Phthisis bulbi is defined as atrophy, shrinkage, and disorganization of the eye and intraocular contents. Not all eyes rendered sightless by trauma become phthisical. If the nutritional status of the eye and near-normal intraocular pressure (IOP) are maintained during the repair process, the globe will remain clinically stable. However, blind eyes are at high risk of repeated trauma with cumulative destructive effects. Slow, progressive functional decompensation may also prevail. Many blind eyes pass through several stages of atrophy and disorganization into the end stage of phthisis bulbi:
Atrophia bulbi without shrinkage. Initially, the size and shape of the eye are maintained. The atrophic eye often has elevated IOP. The following structures are most sensitive to loss of nutrition: the lens, which becomes cataractous; the retina, which atrophies and becomes separated from the RPE by serous fluid accumulation; and the aqueous outflow tract, where anterior and posterior synechiae develop.

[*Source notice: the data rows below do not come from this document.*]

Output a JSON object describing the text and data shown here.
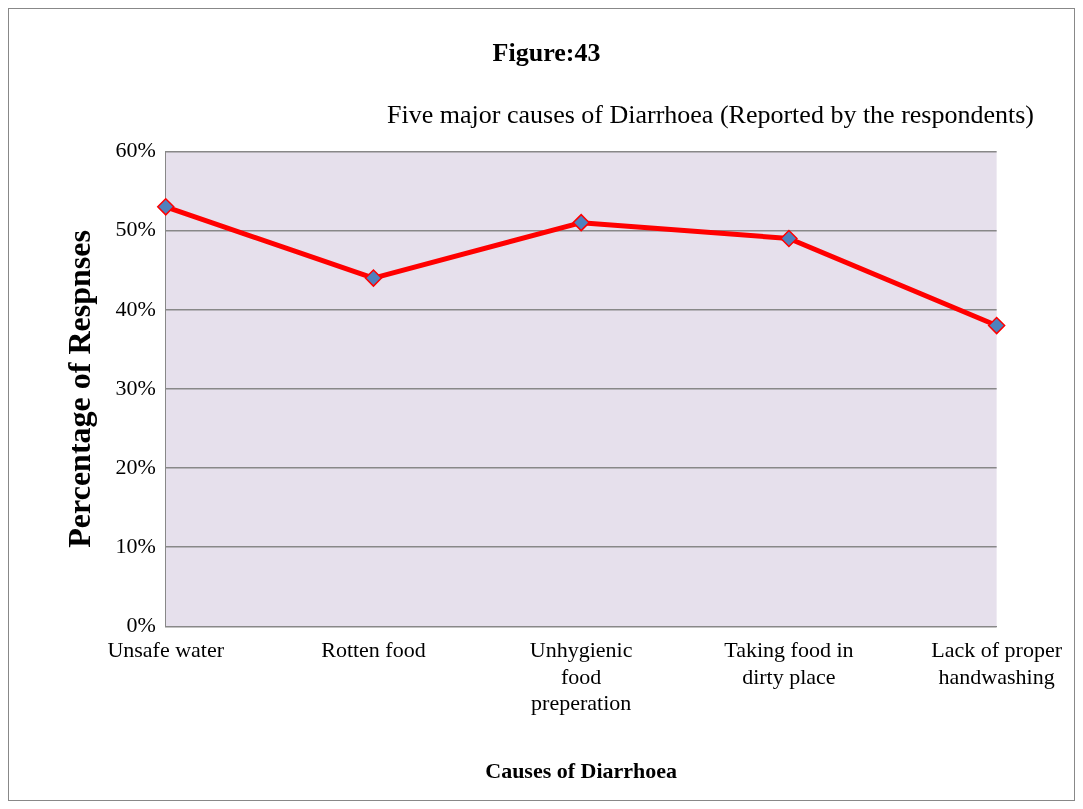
{
  "chart_data": {
    "type": "line",
    "title": "Figure:43",
    "subtitle": "Five major causes of Diarrhoea (Reported by the respondents)",
    "xlabel": "Causes of Diarrhoea",
    "ylabel": "Percentage of Respnses",
    "categories": [
      "Unsafe water",
      "Rotten food",
      "Unhygienic food preperation",
      "Taking food in dirty place",
      "Lack of proper handwashing"
    ],
    "series": [
      {
        "color": "#ff0000",
        "colors": [
          "#4f81bd",
          "#4f81bd",
          "#4f81bd",
          "#4f81bd",
          "#4f81bd"
        ],
        "values": [
          53,
          44,
          51,
          49,
          38
        ]
      }
    ],
    "ylim": [
      0,
      60
    ],
    "yticks": [
      {
        "value": 0,
        "label": "0%"
      },
      {
        "value": 10,
        "label": "10%"
      },
      {
        "value": 20,
        "label": "20%"
      },
      {
        "value": 30,
        "label": "30%"
      },
      {
        "value": 40,
        "label": "40%"
      },
      {
        "value": 50,
        "label": "50%"
      },
      {
        "value": 60,
        "label": "60%"
      }
    ],
    "grid": "y",
    "marker": "diamond",
    "line_style": "solid",
    "legend": false
  }
}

Atrophia bulbi with shrinkage. The eye becomes soft because of ciliary body dysfunction and progressive diminution of IOP. The globe becomes smaller and assumes a squared-off configuration as a result of the influence of the 4 rectus muscles. The anterior chamber collapses. Associated corneal endothelial cell damage results initially in corneal edema followed by opacification from degenerative pannus, stromal scarring, and vascularization. Most of the remaining internal structures of the eye will be atrophic but recognizable histologically.
Phthisis bulbi (Fig 2-11). The size of the globe shrinks from a normal average diameter of 24–26 mm to an average diameter of 16–19 mm. Most of the ocular contents become disorganized. In areas of preserved uvea, the RPE proliferates and drusen may be seen. Extensive calcification of the Bowman layer, lens, retina, and drusen usually occurs. Osseous metaplasia of the RPE with bone formation may be a prominent feature. The sclera becomes massively thickened, particularly posteriorly.